Ce texte a été écrit par feue Mme Frida GOZLAN, décédée en 1999, une femme juive tunisienne, dont la mort survenue à 1999 à l'âge de 82 ans si je ne me trompe pas a affecté - outre sa famille - les juifs et musulmans de ses amis.
Cette histoire remonte aux années 30/40, je n'étais pas encore née mais dans ma petite enfance j'ai encore connu cette époque aujourd'hui révolue, lointaine douce comme la Méditérranée..... (Chtitebrune)

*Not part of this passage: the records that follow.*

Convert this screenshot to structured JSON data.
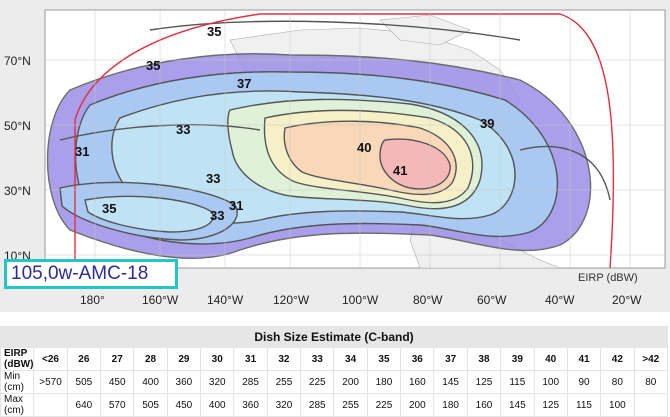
{
  "map": {
    "satellite_label": "105,0w-AMC-18",
    "legend_unit": "EIRP (dBW)",
    "latitude_labels": [
      "70°N",
      "50°N",
      "30°N",
      "10°N"
    ],
    "longitude_labels": [
      "180°",
      "160°W",
      "140°W",
      "120°W",
      "100°W",
      "80°W",
      "60°W",
      "40°W",
      "20°W"
    ],
    "contour_labels": [
      {
        "text": "35",
        "id": "35-top"
      },
      {
        "text": "35",
        "id": "35-alaska"
      },
      {
        "text": "37",
        "id": "37"
      },
      {
        "text": "33",
        "id": "33-upper"
      },
      {
        "text": "31",
        "id": "31-left"
      },
      {
        "text": "40",
        "id": "40"
      },
      {
        "text": "39",
        "id": "39"
      },
      {
        "text": "41",
        "id": "41"
      },
      {
        "text": "33",
        "id": "33-mid"
      },
      {
        "text": "35",
        "id": "35-pacific"
      },
      {
        "text": "31",
        "id": "31-pacific"
      },
      {
        "text": "33",
        "id": "33-low"
      }
    ],
    "colors": {
      "background": "#ececec",
      "land": "#f5f5f5",
      "edge_of_coverage": "#e03040",
      "contour_line": "#555555",
      "eirp_31": "#9b8fe8",
      "eirp_33": "#a9c8f2",
      "eirp_35": "#bfe3f5",
      "eirp_37": "#dff2d8",
      "eirp_39": "#f5f0c8",
      "eirp_40": "#f8d8b8",
      "eirp_41": "#f4b8b8"
    }
  },
  "table": {
    "title": "Dish Size Estimate (C-band)",
    "eirp_label": "EIRP (dBW)",
    "min_label": "Min (cm)",
    "max_label": "Max (cm)",
    "eirp": [
      "<26",
      "26",
      "27",
      "28",
      "29",
      "30",
      "31",
      "32",
      "33",
      "34",
      "35",
      "36",
      "37",
      "38",
      "39",
      "40",
      "41",
      "42",
      ">42"
    ],
    "min": [
      ">570",
      "505",
      "450",
      "400",
      "360",
      "320",
      "285",
      "255",
      "225",
      "200",
      "180",
      "160",
      "145",
      "125",
      "115",
      "100",
      "90",
      "80",
      "80"
    ],
    "max": [
      "",
      "640",
      "570",
      "505",
      "450",
      "400",
      "360",
      "320",
      "285",
      "255",
      "225",
      "200",
      "180",
      "160",
      "145",
      "125",
      "115",
      "100",
      ""
    ]
  }
}
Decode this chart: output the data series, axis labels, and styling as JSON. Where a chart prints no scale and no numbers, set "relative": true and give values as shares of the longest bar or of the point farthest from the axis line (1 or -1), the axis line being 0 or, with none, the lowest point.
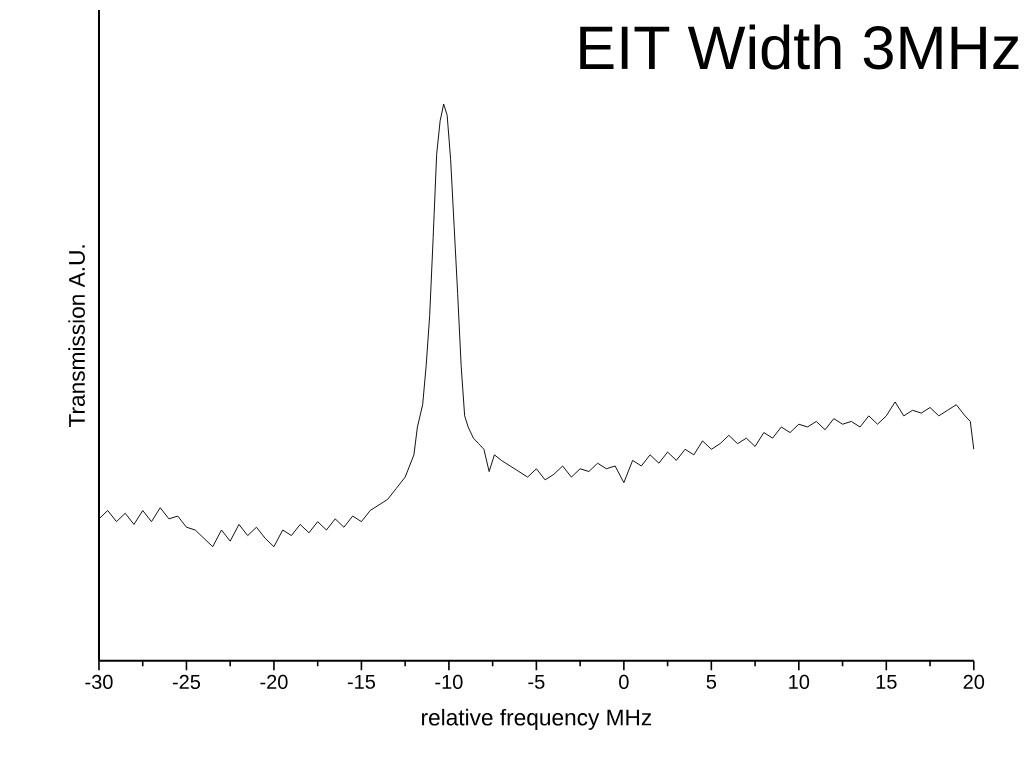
{
  "chart_data": {
    "type": "line",
    "relative": true,
    "xlabel": "relative frequency MHz",
    "ylabel": "Transmission A.U.",
    "annotations": [
      "EIT Width 3MHz"
    ],
    "xlim": [
      -30,
      20
    ],
    "xticks": [
      -30,
      -25,
      -20,
      -15,
      -10,
      -5,
      0,
      5,
      10,
      15,
      20
    ],
    "color": "#000000",
    "x": [
      -30,
      -29.5,
      -29,
      -28.5,
      -28,
      -27.5,
      -27,
      -26.5,
      -26,
      -25.5,
      -25,
      -24.5,
      -24,
      -23.5,
      -23,
      -22.5,
      -22,
      -21.5,
      -21,
      -20.5,
      -20,
      -19.5,
      -19,
      -18.5,
      -18,
      -17.5,
      -17,
      -16.5,
      -16,
      -15.5,
      -15,
      -14.5,
      -14,
      -13.5,
      -13,
      -12.5,
      -12,
      -11.8,
      -11.5,
      -11.3,
      -11.1,
      -10.9,
      -10.7,
      -10.5,
      -10.3,
      -10.1,
      -9.9,
      -9.7,
      -9.5,
      -9.3,
      -9.1,
      -8.9,
      -8.6,
      -8.3,
      -8,
      -7.7,
      -7.4,
      -7,
      -6.5,
      -6,
      -5.5,
      -5,
      -4.5,
      -4,
      -3.5,
      -3,
      -2.5,
      -2,
      -1.5,
      -1,
      -0.5,
      0,
      0.5,
      1,
      1.5,
      2,
      2.5,
      3,
      3.5,
      4,
      4.5,
      5,
      5.5,
      6,
      6.5,
      7,
      7.5,
      8,
      8.5,
      9,
      9.5,
      10,
      10.5,
      11,
      11.5,
      12,
      12.5,
      13,
      13.5,
      14,
      14.5,
      15,
      15.5,
      16,
      16.5,
      17,
      17.5,
      18,
      18.5,
      19,
      19.5,
      19.8,
      20
    ],
    "values": [
      0.255,
      0.27,
      0.25,
      0.265,
      0.245,
      0.27,
      0.25,
      0.275,
      0.255,
      0.26,
      0.24,
      0.235,
      0.22,
      0.205,
      0.235,
      0.215,
      0.245,
      0.225,
      0.24,
      0.22,
      0.205,
      0.235,
      0.225,
      0.245,
      0.23,
      0.25,
      0.235,
      0.255,
      0.24,
      0.26,
      0.25,
      0.27,
      0.28,
      0.29,
      0.31,
      0.33,
      0.37,
      0.42,
      0.46,
      0.53,
      0.62,
      0.76,
      0.91,
      0.97,
      1.0,
      0.98,
      0.9,
      0.78,
      0.66,
      0.53,
      0.44,
      0.42,
      0.4,
      0.39,
      0.38,
      0.34,
      0.37,
      0.36,
      0.35,
      0.34,
      0.33,
      0.345,
      0.325,
      0.335,
      0.35,
      0.33,
      0.345,
      0.34,
      0.355,
      0.345,
      0.35,
      0.32,
      0.36,
      0.35,
      0.37,
      0.355,
      0.375,
      0.36,
      0.38,
      0.37,
      0.395,
      0.38,
      0.39,
      0.405,
      0.39,
      0.4,
      0.385,
      0.41,
      0.4,
      0.42,
      0.41,
      0.425,
      0.42,
      0.43,
      0.415,
      0.435,
      0.425,
      0.43,
      0.42,
      0.44,
      0.425,
      0.44,
      0.465,
      0.44,
      0.45,
      0.445,
      0.455,
      0.44,
      0.45,
      0.46,
      0.44,
      0.43,
      0.38
    ]
  }
}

"...Il s'appelait Bayali, on le trouvait tous les matins assis sur les escaliers aux abords de la gare qui conduisaient sur le quai, alors que les estivants se rendaient à Tunis pour leur travail. Vêtu du traditionnel costume arabe, la chéchia bien mise sur sa tête, il tenait dans sa main un couffin qui lui permettait d'entreposer les victuailles que les gens généreux lui offraient de bon coeur pour recevoir ses bénédictions. Dès que les gens l'approchaient il chantait toute sa poésie. Des mots et des phrases qui touchaient un peu tout le monde. Il récitait les versets du Coran si plein d'humilité et de gentillesse que seule la langue arabe peut savoir dire. Les gens savaient que Bayali était là pour leur porter bonheur, ils étaient superstitieux et avaient la foi. Ils savaient aussi que dans la religion juive la journée devait commencer par une bonne action que l'on appele "mitzvah".
Bayali recevait les aumônes et les voyageurs les bénédictions de cet homme qui avait l'âge "de tous les temps". C'était en fait un séducteur, un personnage. Il savait par ses bonnes paroles toucher le coeur des gens. Il faisait partie du décor du T.G.M. de la Goulette. Les gens le connaissaient et l'aimaient, c'était leur "porte- bonheur". Les attaches judéo-arabes si fortes à cette époque, avant l'indépendance, et tout d'un coup c'était comme si on éffaçait un tableau plein de dessins symboliques qui faisaient souvant pleurer tant ils étaient merveilleux. C'est l'histoire de Bayali le mendiant du T.G.M. C'était aussi la Goulette."